While MFA contributes to the stiffness of the cell wall, basic density measures the amount of cell wall in the tissue. Therefore overall mechanical wood properties rely on both features. Wood properties within ’normal’ stems tend to follow TRP \citep{meinzer_frederick_2011}. MFA reduces while density increases from the pith to the periphery of the stem. Note that this is not universal and some species and individuals do not necessarily follow the pattern completely.

Wind is one of the most important mechanical loads \citep{timell_compression_1986-2}. Wind loading can cause mechanical failure making the tree worthless in a commercial sense. A substantial amount of research on predicting wind throw and wind damage risk for commercial species has been conducted \citep{ancelin_development_2004, peltola_mechanistic_1999, mayer_windthrow_1989, gardiner_comparison_2000, dunham_crown_2000}. These models do not investigate the structural failure within the tree, but attempt to identify how likely failure is to occur in a particular environment. Wind also has less obvious effects.
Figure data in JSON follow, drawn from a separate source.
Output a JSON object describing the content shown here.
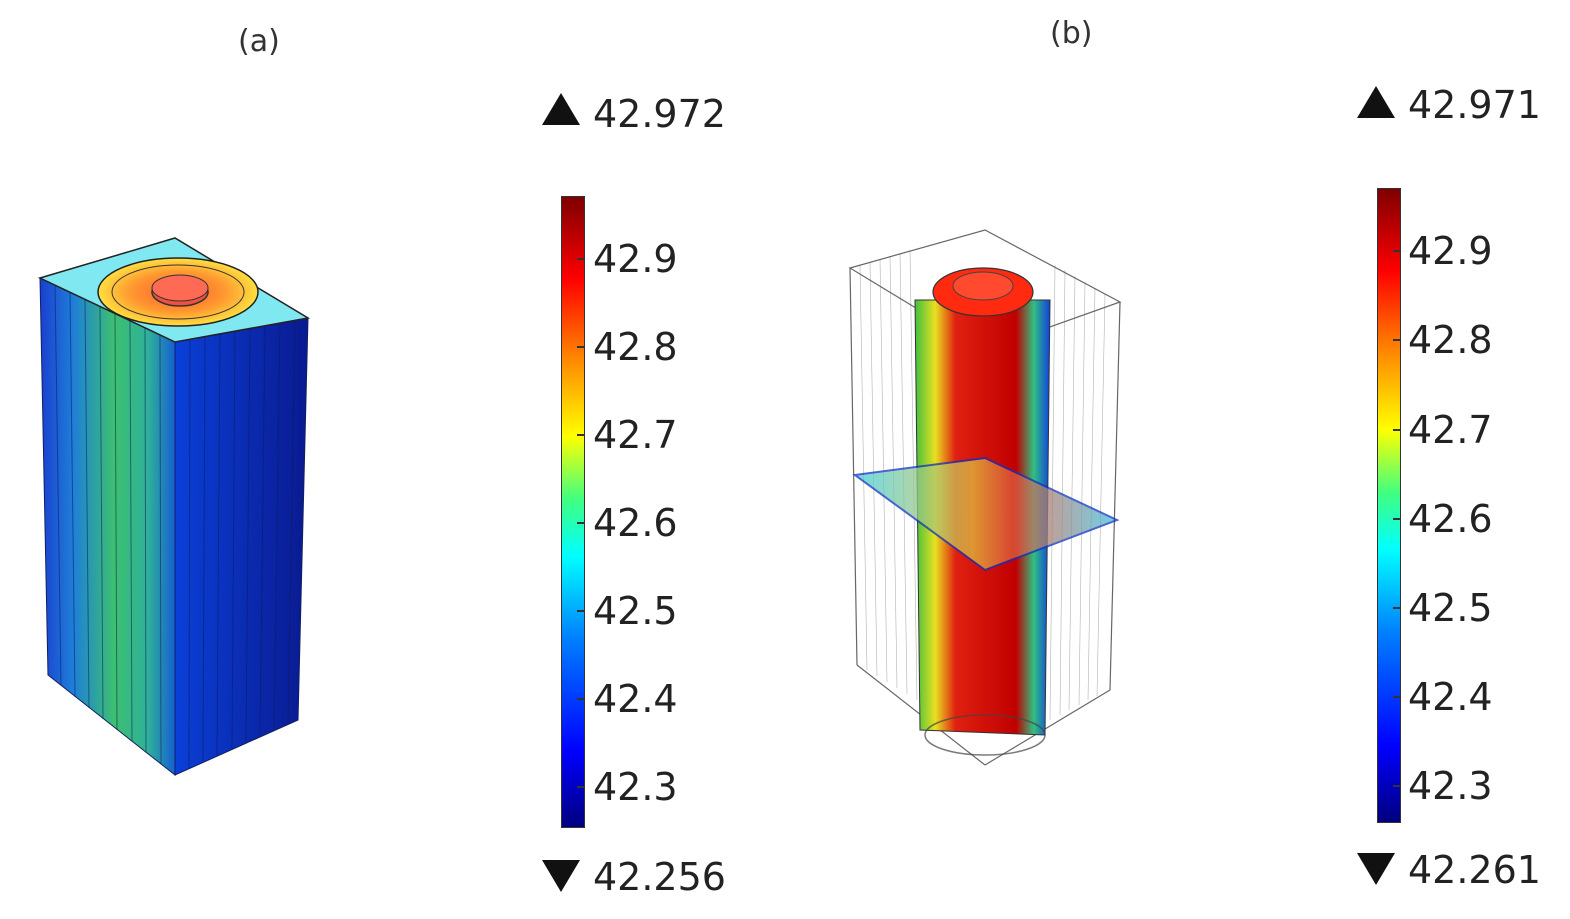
{
  "panels": [
    {
      "label": "(a)",
      "colorbar": {
        "max": "42.972",
        "min": "42.256",
        "ticks": [
          "42.9",
          "42.8",
          "42.7",
          "42.6",
          "42.5",
          "42.4",
          "42.3"
        ],
        "range": [
          42.256,
          42.972
        ]
      }
    },
    {
      "label": "(b)",
      "colorbar": {
        "max": "42.971",
        "min": "42.261",
        "ticks": [
          "42.9",
          "42.8",
          "42.7",
          "42.6",
          "42.5",
          "42.4",
          "42.3"
        ],
        "range": [
          42.261,
          42.971
        ]
      }
    }
  ],
  "colors": {
    "colormap": [
      "#00007f",
      "#0000ff",
      "#0080ff",
      "#00ffff",
      "#40ff80",
      "#ffff00",
      "#ff8000",
      "#ff0000",
      "#7f0000"
    ]
  }
}
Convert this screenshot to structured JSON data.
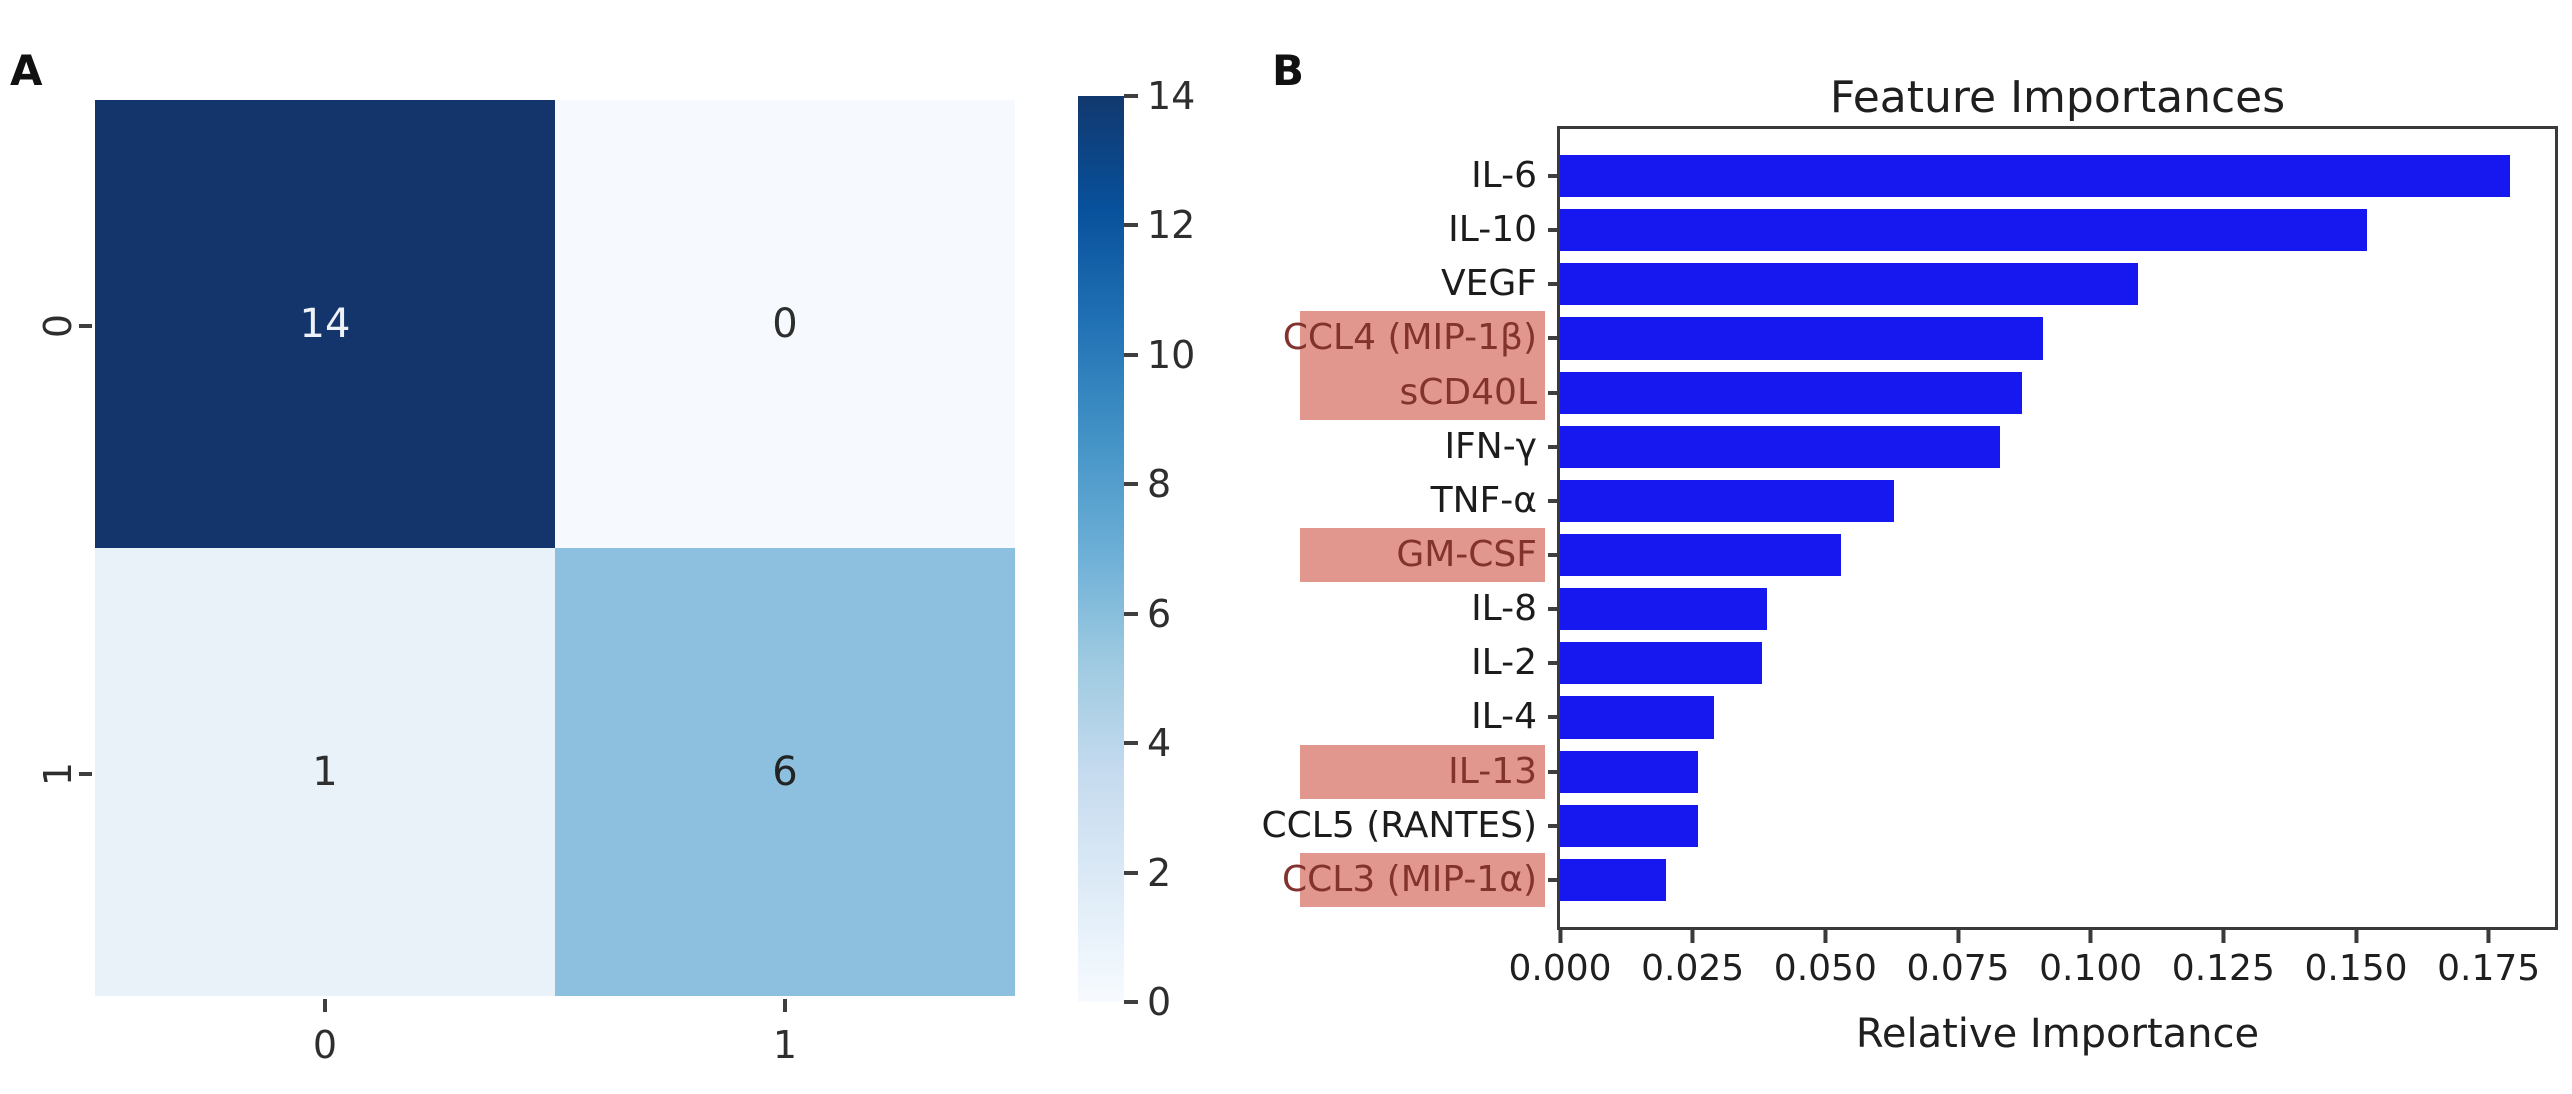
{
  "page": {
    "background": "#ffffff"
  },
  "panel_a": {
    "label": "A"
  },
  "panel_b": {
    "label": "B"
  },
  "chart_data": [
    {
      "type": "heatmap",
      "panel": "A",
      "description": "2x2 confusion matrix",
      "x_tick_labels": [
        "0",
        "1"
      ],
      "y_tick_labels": [
        "0",
        "1"
      ],
      "rows": [
        [
          14,
          0
        ],
        [
          1,
          6
        ]
      ],
      "cell_colors": [
        [
          "#14356b",
          "#f6fafe"
        ],
        [
          "#e9f1f9",
          "#8cc0de"
        ]
      ],
      "cell_text_colors": [
        [
          "#edf2f9",
          "#2e2e2e"
        ],
        [
          "#2e2e2e",
          "#232323"
        ]
      ],
      "colorbar": {
        "min": 0,
        "max": 14,
        "ticks": [
          14,
          12,
          10,
          8,
          6,
          4,
          2,
          0
        ],
        "colormap": "Blues",
        "gradient_stops": [
          "#11386e",
          "#08519c",
          "#2171b5",
          "#4292c6",
          "#6baed6",
          "#9ecae1",
          "#c6dbef",
          "#deebf7",
          "#f7fbff"
        ]
      }
    },
    {
      "type": "bar",
      "panel": "B",
      "orientation": "horizontal",
      "title": "Feature Importances",
      "xlabel": "Relative Importance",
      "bar_color": "#1717f0",
      "highlight_color": "#e2978e",
      "highlight_text_color": "#83332d",
      "xlim": [
        0,
        0.1875
      ],
      "grid": false,
      "x_ticks": [
        "0.000",
        "0.025",
        "0.050",
        "0.075",
        "0.100",
        "0.125",
        "0.150",
        "0.175"
      ],
      "x_tick_values": [
        0,
        0.025,
        0.05,
        0.075,
        0.1,
        0.125,
        0.15,
        0.175
      ],
      "items": [
        {
          "label": "IL-6",
          "value": 0.179,
          "highlighted": false
        },
        {
          "label": "IL-10",
          "value": 0.152,
          "highlighted": false
        },
        {
          "label": "VEGF",
          "value": 0.109,
          "highlighted": false
        },
        {
          "label": "CCL4 (MIP-1β)",
          "value": 0.091,
          "highlighted": true
        },
        {
          "label": "sCD40L",
          "value": 0.087,
          "highlighted": true
        },
        {
          "label": "IFN-γ",
          "value": 0.083,
          "highlighted": false
        },
        {
          "label": "TNF-α",
          "value": 0.063,
          "highlighted": false
        },
        {
          "label": "GM-CSF",
          "value": 0.053,
          "highlighted": true
        },
        {
          "label": "IL-8",
          "value": 0.039,
          "highlighted": false
        },
        {
          "label": "IL-2",
          "value": 0.038,
          "highlighted": false
        },
        {
          "label": "IL-4",
          "value": 0.029,
          "highlighted": false
        },
        {
          "label": "IL-13",
          "value": 0.026,
          "highlighted": true
        },
        {
          "label": "CCL5 (RANTES)",
          "value": 0.026,
          "highlighted": false
        },
        {
          "label": "CCL3 (MIP-1α)",
          "value": 0.02,
          "highlighted": true
        }
      ]
    }
  ]
}
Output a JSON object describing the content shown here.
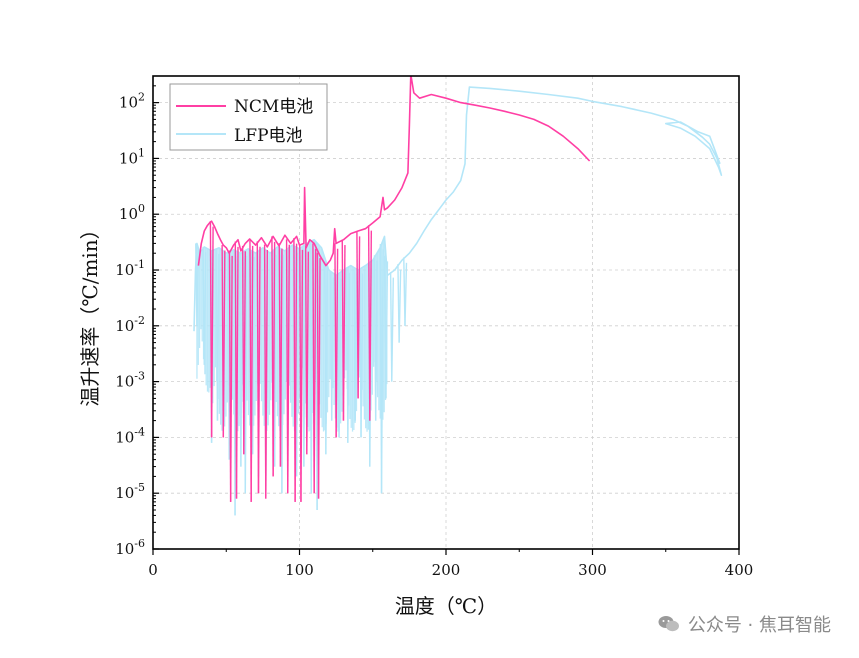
{
  "chart_data": {
    "type": "line",
    "title": "",
    "xlabel": "温度（℃）",
    "ylabel": "温升速率（℃/min）",
    "xlim": [
      0,
      400
    ],
    "ylim": [
      1e-06,
      300
    ],
    "yscale": "log",
    "grid": true,
    "legend_position": "top-left",
    "x_ticks": [
      "0",
      "100",
      "200",
      "300",
      "400"
    ],
    "y_ticks": [
      {
        "base": "10",
        "exp": "-6"
      },
      {
        "base": "10",
        "exp": "-5"
      },
      {
        "base": "10",
        "exp": "-4"
      },
      {
        "base": "10",
        "exp": "-3"
      },
      {
        "base": "10",
        "exp": "-2"
      },
      {
        "base": "10",
        "exp": "-1"
      },
      {
        "base": "10",
        "exp": "0"
      },
      {
        "base": "10",
        "exp": "1"
      },
      {
        "base": "10",
        "exp": "2"
      }
    ],
    "series": [
      {
        "name": "NCM电池",
        "color": "#ff3fa4",
        "points": [
          [
            31,
            0.12
          ],
          [
            33,
            0.3
          ],
          [
            35,
            0.5
          ],
          [
            37,
            0.62
          ],
          [
            39,
            0.72
          ],
          [
            40,
            0.75
          ],
          [
            42,
            0.6
          ],
          [
            44,
            0.45
          ],
          [
            46,
            0.35
          ],
          [
            48,
            0.28
          ],
          [
            50,
            0.25
          ],
          [
            52,
            0.2
          ],
          [
            55,
            0.28
          ],
          [
            58,
            0.35
          ],
          [
            60,
            0.22
          ],
          [
            63,
            0.3
          ],
          [
            66,
            0.36
          ],
          [
            70,
            0.28
          ],
          [
            74,
            0.38
          ],
          [
            78,
            0.26
          ],
          [
            82,
            0.4
          ],
          [
            86,
            0.27
          ],
          [
            90,
            0.42
          ],
          [
            94,
            0.3
          ],
          [
            98,
            0.4
          ],
          [
            100,
            0.28
          ],
          [
            103,
            0.3
          ],
          [
            103.5,
            3.0
          ],
          [
            104.5,
            0.25
          ],
          [
            107,
            0.35
          ],
          [
            110,
            0.3
          ],
          [
            114,
            0.18
          ],
          [
            118,
            0.12
          ],
          [
            121,
            0.15
          ],
          [
            123,
            0.2
          ],
          [
            124,
            0.55
          ],
          [
            125,
            0.3
          ],
          [
            130,
            0.35
          ],
          [
            135,
            0.45
          ],
          [
            140,
            0.5
          ],
          [
            145,
            0.55
          ],
          [
            150,
            0.7
          ],
          [
            155,
            0.9
          ],
          [
            157,
            2.0
          ],
          [
            158,
            1.2
          ],
          [
            160,
            1.3
          ],
          [
            165,
            1.8
          ],
          [
            170,
            3.0
          ],
          [
            174,
            5.5
          ],
          [
            175,
            40
          ],
          [
            176,
            320
          ],
          [
            178,
            150
          ],
          [
            182,
            120
          ],
          [
            190,
            140
          ],
          [
            200,
            120
          ],
          [
            210,
            100
          ],
          [
            220,
            90
          ],
          [
            230,
            80
          ],
          [
            240,
            70
          ],
          [
            250,
            60
          ],
          [
            260,
            50
          ],
          [
            270,
            38
          ],
          [
            280,
            25
          ],
          [
            290,
            15
          ],
          [
            298,
            9
          ]
        ],
        "minima": [
          [
            40,
            0.0001
          ],
          [
            48,
            0.0001
          ],
          [
            53,
            7e-06
          ],
          [
            57,
            8e-06
          ],
          [
            62,
            5e-05
          ],
          [
            67,
            7e-06
          ],
          [
            72,
            1e-05
          ],
          [
            77,
            8e-06
          ],
          [
            82,
            2e-05
          ],
          [
            87,
            3e-05
          ],
          [
            92,
            1e-05
          ],
          [
            97,
            7e-06
          ],
          [
            101,
            7e-06
          ],
          [
            105,
            5e-05
          ],
          [
            110,
            1e-05
          ],
          [
            113,
            8e-06
          ],
          [
            125,
            0.0001
          ],
          [
            130,
            0.0002
          ],
          [
            140,
            0.0005
          ],
          [
            148,
            0.0002
          ]
        ]
      },
      {
        "name": "LFP电池",
        "color": "#b4e6f8",
        "points": [
          [
            28,
            0.008
          ],
          [
            29,
            0.1
          ],
          [
            30,
            0.3
          ],
          [
            32,
            0.2
          ],
          [
            35,
            0.26
          ],
          [
            40,
            0.22
          ],
          [
            45,
            0.25
          ],
          [
            50,
            0.2
          ],
          [
            55,
            0.23
          ],
          [
            60,
            0.2
          ],
          [
            65,
            0.24
          ],
          [
            70,
            0.2
          ],
          [
            75,
            0.25
          ],
          [
            80,
            0.2
          ],
          [
            85,
            0.26
          ],
          [
            90,
            0.22
          ],
          [
            95,
            0.28
          ],
          [
            100,
            0.24
          ],
          [
            105,
            0.3
          ],
          [
            110,
            0.35
          ],
          [
            115,
            0.25
          ],
          [
            120,
            0.1
          ],
          [
            125,
            0.08
          ],
          [
            130,
            0.1
          ],
          [
            135,
            0.12
          ],
          [
            140,
            0.1
          ],
          [
            145,
            0.12
          ],
          [
            150,
            0.15
          ],
          [
            155,
            0.25
          ],
          [
            158,
            0.4
          ],
          [
            160,
            0.08
          ],
          [
            165,
            0.1
          ],
          [
            170,
            0.15
          ],
          [
            175,
            0.2
          ],
          [
            180,
            0.3
          ],
          [
            185,
            0.5
          ],
          [
            190,
            0.8
          ],
          [
            195,
            1.2
          ],
          [
            200,
            1.8
          ],
          [
            205,
            2.5
          ],
          [
            210,
            4.0
          ],
          [
            213,
            8
          ],
          [
            214,
            60
          ],
          [
            216,
            190
          ],
          [
            230,
            180
          ],
          [
            250,
            160
          ],
          [
            270,
            140
          ],
          [
            290,
            120
          ],
          [
            300,
            105
          ],
          [
            320,
            85
          ],
          [
            340,
            65
          ],
          [
            355,
            50
          ],
          [
            365,
            38
          ],
          [
            375,
            24
          ],
          [
            380,
            18
          ],
          [
            385,
            10
          ],
          [
            388,
            5
          ],
          [
            386,
            7
          ],
          [
            380,
            15
          ],
          [
            370,
            25
          ],
          [
            360,
            35
          ],
          [
            350,
            42
          ],
          [
            360,
            45
          ],
          [
            372,
            30
          ],
          [
            380,
            25
          ],
          [
            387,
            8
          ]
        ],
        "minima": [
          [
            30,
            0.01
          ],
          [
            35,
            0.002
          ],
          [
            40,
            8e-05
          ],
          [
            44,
            0.0002
          ],
          [
            48,
            0.0003
          ],
          [
            52,
            4e-05
          ],
          [
            56,
            4e-06
          ],
          [
            60,
            3e-05
          ],
          [
            63,
            1e-05
          ],
          [
            68,
            5e-05
          ],
          [
            72,
            2e-05
          ],
          [
            77,
            1e-05
          ],
          [
            83,
            3e-05
          ],
          [
            88,
            1e-05
          ],
          [
            92,
            4e-05
          ],
          [
            98,
            2e-05
          ],
          [
            103,
            3e-05
          ],
          [
            108,
            1e-05
          ],
          [
            112,
            5e-06
          ],
          [
            118,
            5e-05
          ],
          [
            122,
            0.0002
          ],
          [
            127,
            0.0001
          ],
          [
            133,
            8e-05
          ],
          [
            138,
            0.0002
          ],
          [
            142,
            0.0001
          ],
          [
            148,
            3e-05
          ],
          [
            152,
            0.0002
          ],
          [
            156,
            1e-05
          ],
          [
            159,
            0.0005
          ],
          [
            163,
            0.001
          ],
          [
            168,
            0.005
          ],
          [
            172,
            0.01
          ]
        ]
      }
    ]
  },
  "watermark": {
    "text": "公众号 · 焦耳智能",
    "icon": "wechat-icon"
  }
}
Continued wind loadings from a prevailing direction can cause reaction wood production in order to compensate for this loading \citep{timell_compression_1986-2}.

Over the last century or so there have been a number of suggested explanations for why trees grow with the observed TRP. The mechanical hypothesis which is investigated in this study, asserts that the TRP is a result of the tree needing to respond to different mechanical loadings from its environment as it grows. For a seedling, being highly flexible could be important in order to bend out of the path of animals and reduce wind and snow loads. However when the tree grows and a significant size is reached along with a large canopy greater stiffness could be an advantage in outerwood as bending becomes difficult due to the stem diameter. Note that there are other hypotheses, for a good review see \citet{meinzer_frederick_2011}. The purpose of this paper is to investigate the effect of the TRP of MFA and density on the ability to withstand wind loading.

Structural integrity of both greenwood and corewood have had little attention in literature at the scale of small cellular blocks. Investigating the TRP requires testing at scales small enough to separate corewood and outerwood. Classical mechanics theories have been used, sometimes in conjunction with experimental data from tree pulling and wind tunnel experiments \citep{rudnicki_wind_2004, peltola_mechanistic_1999, spatz_basic_2000}. Neither take into account changes in material properties within the stem. \citet{Davies_2016} being the only known example where all nine orthotropic elastic material constants have been reported for core- and outerwood.

Elastic deformation of a material occurs when the magnitude of loads applied to a sample are small enough that when released the sample returns to its original state \citep{Hibbeler_mechanics_2000}. Here we need to define some particular terminology and assumptions. The proportionality limit is the point at which the relationship between stress and strain stops being linear, although not necessarily elastic. The end of the elastic state is characterised by the yield point (elastic limit), after the yield point plastic (irreversible) deformation occurs, although this deformation does not necessarily result in a loss of stiffness \citep{reiterer_experimental_1999}.

It was assumed that the proportionality limit and the yield point are equal and the terms yield point, proportionality limit and failure point are used interchangeably to indicate what is strictly the proportionality limit. There is argument for and against the assumption that wood is a linear elastic material in literature \citep{mackenzie-helnwein_rate-independent_2005}. Within this work models are restricted to the limit of proportionality in order to retain simplicity.